I am guessing that this hack has something to do with his previous hackaday appearance: https://hackaday.com/2022/07/14/a-linux-business-card-you-can-build/ But it is just my guess.
Reading or writing to SRAM on the RP2040 only takes one cycle – the cache that he’s talking about in this article is in the RP2040’s SRAM.
just page, bro. EMS forever :)
Doom on a pico?
Graham Sanderson implemented a completely uncompromised version of Doom on a Pico without needing external memory: https://kilograham.github.io/rp2040-doom/
Wow thanks
Hm..okay, this is probably a nice exercise for a student, but why?
The biggest problem of our time is not that 264kb of Ram is not enought,
it is the high amount of bloatware from people that believe that they realy
need more and never learn that they can solve there problems with 1/10 of the
resource they using now.
Thinking about a bigger computer for the next year? :-)
Dmitry is using this to run Palm OS on the RP2040, check out his rePalm project!
https://dmitry.gr/?r=05.Projects&proj=27.%20rePalm#_TOC_0734fd58b98b17e23027547eec1258f5
is a direct link. And the need to support self-modifying code in various guises likely drives some of this.
I’m not sure I completely understand the problem he is solving. Is the RP2040 not capable of interfacing to external RAM on the QSPI pins, or is it just that he wants to be able to do XIP on the external RAM? I ask because I’m thinking about implementing a really cheap display controller using an RP2040, but 264kB isn’t enough for even an 800×480 framebuffer, which is 1.15MB for 24-bit color or 768kB for 16-bit color.

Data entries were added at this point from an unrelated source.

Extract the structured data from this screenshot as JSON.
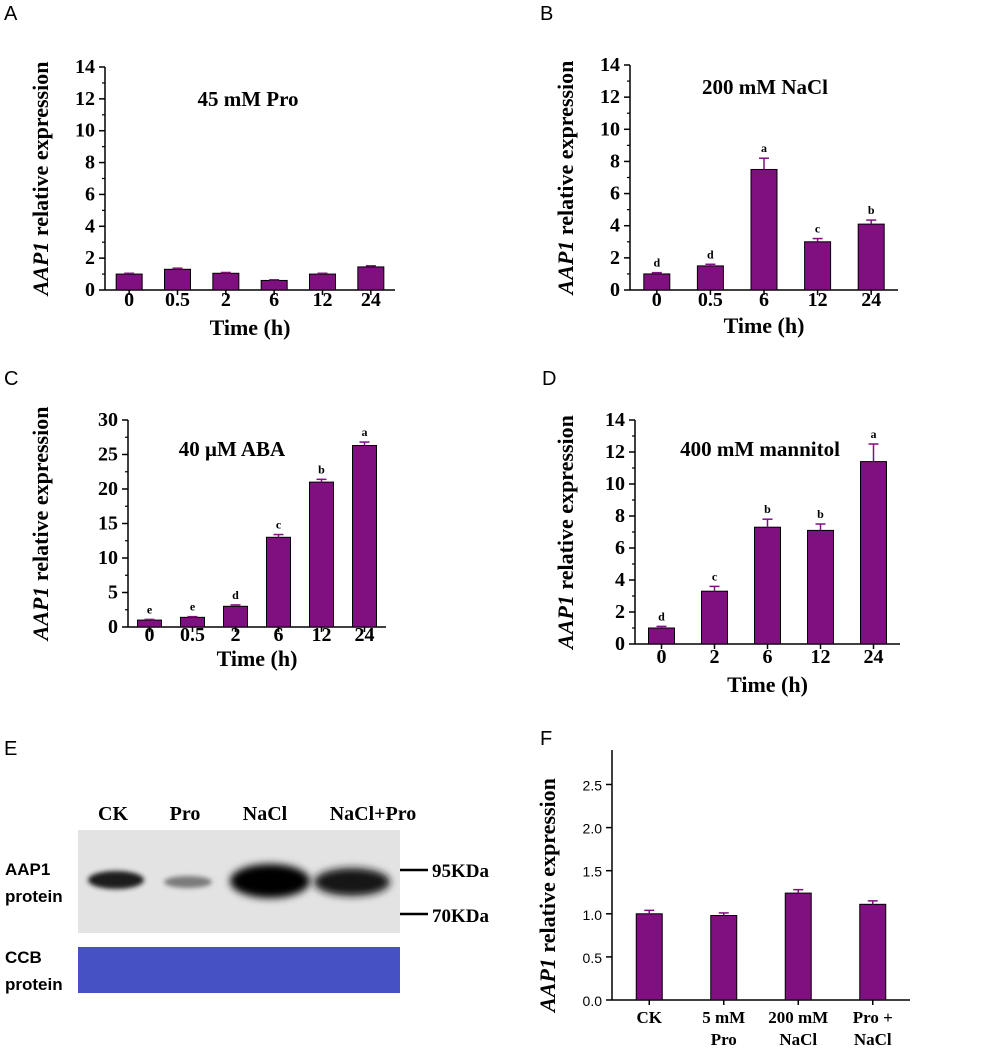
{
  "colors": {
    "bar": "#800f80",
    "error": "#800f80",
    "blot_bg": "#e3e3e3",
    "band": "#0d0d0d",
    "ccb": "#4a57c7"
  },
  "panels": {
    "A": {
      "label": "A"
    },
    "B": {
      "label": "B"
    },
    "C": {
      "label": "C"
    },
    "D": {
      "label": "D"
    },
    "E": {
      "label": "E"
    },
    "F": {
      "label": "F"
    }
  },
  "chart_data": [
    {
      "id": "A",
      "type": "bar",
      "title": "45 mM Pro",
      "xlabel": "Time (h)",
      "ylabel_italic": "AAP1",
      "ylabel_rest": " relative expression",
      "ylim": [
        0,
        14
      ],
      "yticks": [
        0,
        2,
        4,
        6,
        8,
        10,
        12,
        14
      ],
      "categories": [
        "0",
        "0.5",
        "2",
        "6",
        "12",
        "24"
      ],
      "values": [
        1.0,
        1.3,
        1.05,
        0.6,
        1.0,
        1.45
      ],
      "errors": [
        0.05,
        0.07,
        0.05,
        0.04,
        0.05,
        0.07
      ],
      "letters": [
        "",
        "",
        "",
        "",
        "",
        ""
      ]
    },
    {
      "id": "B",
      "type": "bar",
      "title": "200 mM NaCl",
      "xlabel": "Time (h)",
      "ylabel_italic": "AAP1",
      "ylabel_rest": " relative expression",
      "ylim": [
        0,
        14
      ],
      "yticks": [
        0,
        2,
        4,
        6,
        8,
        10,
        12,
        14
      ],
      "categories": [
        "0",
        "0.5",
        "6",
        "12",
        "24"
      ],
      "values": [
        1.0,
        1.5,
        7.5,
        3.0,
        4.1
      ],
      "errors": [
        0.08,
        0.1,
        0.7,
        0.2,
        0.25
      ],
      "letters": [
        "d",
        "d",
        "a",
        "c",
        "b"
      ]
    },
    {
      "id": "C",
      "type": "bar",
      "title": "40 μM ABA",
      "xlabel": "Time (h)",
      "ylabel_italic": "AAP1",
      "ylabel_rest": " relative expression",
      "ylim": [
        0,
        30
      ],
      "yticks": [
        0,
        5,
        10,
        15,
        20,
        25,
        30
      ],
      "categories": [
        "0",
        "0.5",
        "2",
        "6",
        "12",
        "24"
      ],
      "values": [
        1.0,
        1.4,
        3.0,
        13.0,
        21.0,
        26.3
      ],
      "errors": [
        0.1,
        0.1,
        0.2,
        0.4,
        0.4,
        0.5
      ],
      "letters": [
        "e",
        "e",
        "d",
        "c",
        "b",
        "a"
      ]
    },
    {
      "id": "D",
      "type": "bar",
      "title": "400 mM mannitol",
      "xlabel": "Time (h)",
      "ylabel_italic": "AAP1",
      "ylabel_rest": " relative expression",
      "ylim": [
        0,
        14
      ],
      "yticks": [
        0,
        2,
        4,
        6,
        8,
        10,
        12,
        14
      ],
      "categories": [
        "0",
        "2",
        "6",
        "12",
        "24"
      ],
      "values": [
        1.0,
        3.3,
        7.3,
        7.1,
        11.4
      ],
      "errors": [
        0.1,
        0.3,
        0.5,
        0.4,
        1.1
      ],
      "letters": [
        "d",
        "c",
        "b",
        "b",
        "a"
      ]
    },
    {
      "id": "F",
      "type": "bar",
      "title": "",
      "xlabel": "",
      "ylabel_italic": "AAP1",
      "ylabel_rest": " relative expression",
      "ylim": [
        0,
        2.9
      ],
      "yticks": [
        0.0,
        0.5,
        1.0,
        1.5,
        2.0,
        2.5
      ],
      "ytick_labels": [
        "0.0",
        "0.5",
        "1.0",
        "1.5",
        "2.0",
        "2.5"
      ],
      "categories": [
        [
          "CK"
        ],
        [
          "5 mM",
          "Pro"
        ],
        [
          "200 mM",
          "NaCl"
        ],
        [
          "Pro +",
          "NaCl"
        ]
      ],
      "values": [
        1.0,
        0.98,
        1.24,
        1.11
      ],
      "errors": [
        0.04,
        0.03,
        0.04,
        0.04
      ],
      "letters": [
        "",
        "",
        "",
        ""
      ]
    }
  ],
  "western": {
    "lanes": [
      "CK",
      "Pro",
      "NaCl",
      "NaCl+Pro"
    ],
    "row1_label": [
      "AAP1",
      "protein"
    ],
    "row2_label": [
      "CCB",
      "protein"
    ],
    "markers": [
      "95KDa",
      "70KDa"
    ]
  }
}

I don’t mind if I have to first copy the firmware to internal RAM, then switch the QSPI CS to the external RAM device, but the RP2040 memory manager is a bit mysterious to me. I’m not quite as smart now as I was back when I knew everything.

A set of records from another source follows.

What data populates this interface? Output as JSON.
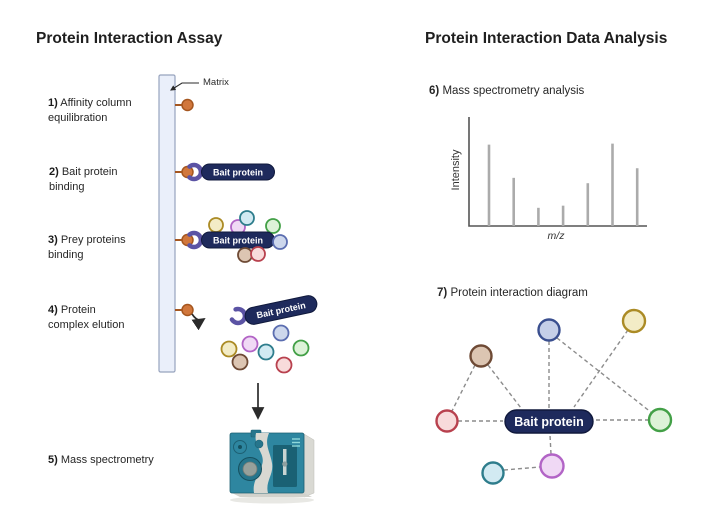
{
  "titles": {
    "left": "Protein Interaction Assay",
    "right": "Protein Interaction Data Analysis"
  },
  "steps": [
    {
      "num": "1)",
      "line1": "Affinity column",
      "line2": "equilibration"
    },
    {
      "num": "2)",
      "line1": "Bait protein",
      "line2": "binding"
    },
    {
      "num": "3)",
      "line1": "Prey proteins",
      "line2": "binding"
    },
    {
      "num": "4)",
      "line1": "Protein",
      "line2": "complex elution"
    },
    {
      "num": "5)",
      "line1": "Mass spectrometry",
      "line2": ""
    }
  ],
  "matrix_label": "Matrix",
  "bait_protein_label": "Bait protein",
  "analysis_steps": [
    {
      "num": "6)",
      "text": "Mass spectrometry analysis"
    },
    {
      "num": "7)",
      "text": "Protein interaction diagram"
    }
  ],
  "chart_data": {
    "type": "bar",
    "title": "Mass spectrometry analysis",
    "xlabel": "m/z",
    "ylabel": "Intensity",
    "x": [
      1,
      2,
      3,
      4,
      5,
      6,
      7
    ],
    "values": [
      0.76,
      0.45,
      0.17,
      0.19,
      0.4,
      0.77,
      0.54
    ],
    "ylim": [
      0,
      1
    ],
    "grid": false,
    "legend": "none",
    "bar_color": "#ababab",
    "axis_color": "#555555"
  },
  "network": {
    "center": "Bait protein",
    "nodes": [
      "blue",
      "yellow",
      "brown",
      "red",
      "green",
      "teal",
      "violet"
    ],
    "edges": [
      [
        "blue",
        "bait"
      ],
      [
        "blue",
        "green"
      ],
      [
        "yellow",
        "bait"
      ],
      [
        "brown",
        "bait"
      ],
      [
        "brown",
        "red"
      ],
      [
        "red",
        "bait"
      ],
      [
        "green",
        "bait"
      ],
      [
        "violet",
        "bait"
      ],
      [
        "teal",
        "violet"
      ]
    ]
  },
  "palette": {
    "yellow": {
      "fill": "#f3ecc6",
      "stroke": "#ab8b25"
    },
    "violet": {
      "fill": "#f0d9f5",
      "stroke": "#b264c6"
    },
    "teal": {
      "fill": "#d2eaf2",
      "stroke": "#2e7d8c"
    },
    "green": {
      "fill": "#ddf2d8",
      "stroke": "#43a047"
    },
    "lavender": {
      "fill": "#cdd7ec",
      "stroke": "#5b6db0"
    },
    "brown": {
      "fill": "#dcc5b2",
      "stroke": "#6e4a35"
    },
    "red": {
      "fill": "#f8dbdb",
      "stroke": "#b8414e"
    },
    "blue": {
      "fill": "#c5cfe8",
      "stroke": "#3a4f8f"
    },
    "orange": {
      "fill": "#d1773c",
      "stroke": "#a5561f"
    },
    "crescent": "#5b53a4",
    "bait_fill": "#1e2a5c",
    "bait_stroke": "#10193c",
    "bait_text": "#ffffff",
    "column_fill": "#eaeffa",
    "column_stroke": "#97a3bd",
    "edge": "#8c8c8c",
    "arrow": "#2b2b2b"
  }
}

Yes, you can interface with external RAM but you’re just talking SPI to it. It’s not memory mapped. That is the problem he is solving.
I have a Pico-based project (Gravis Ultrasound emulator) that needs 1MB of sample memory and the problem is constrained enough that a simple interface that can peek/poke bytes into SPI RAM is enough for me, but this is a really interesting hack that opens up a lot more possibilities.
That’s not fully correct (HaD post is a little unclear too): the external PSRAM is memory mapped, but only for read (and thus execute) accesses. Of course that makes the “write” part of RAM somewhat unusable. Dmitry uses MPU to trigger “manual” write using exception for address-mapped write access to this region.
I’ve considered doing a virtual machine that abstracts gpio as memory mapped ram but that would be slow as hell
It may be worth considering an ESP32 with PSRAM. It’s easy to use and works with lvgl.
Pimoroni have recently released a graphics co-pro type system with a Pico-W onboard that uses a second RP2040 with 8MB of PSRAM for double-buffered frame updates. As yet they haven’t released the schematics but there’s plenty of info on their site about the implementation.
well done!
It’s worth pointing out previous work in this vein, [AsuMagic]’s SPI PSRAM access for the yocto-8 project, back in 2021:
https://forums.raspberrypi.com/viewtopic.php?t=316012
Instead of using the MPU, that solution uses unmapped adress space and traps both reads *and* writes through the HardFault handler. No provision for execute, though. Accesses are backed by the usual SPI peripheral and a software-based cache.
Prof. Salamander’s assignment: Use binary rewriting (or even play around with the compiler) to have the program call your external RAM handler directly instead of trapping and emulating accesses at runtime.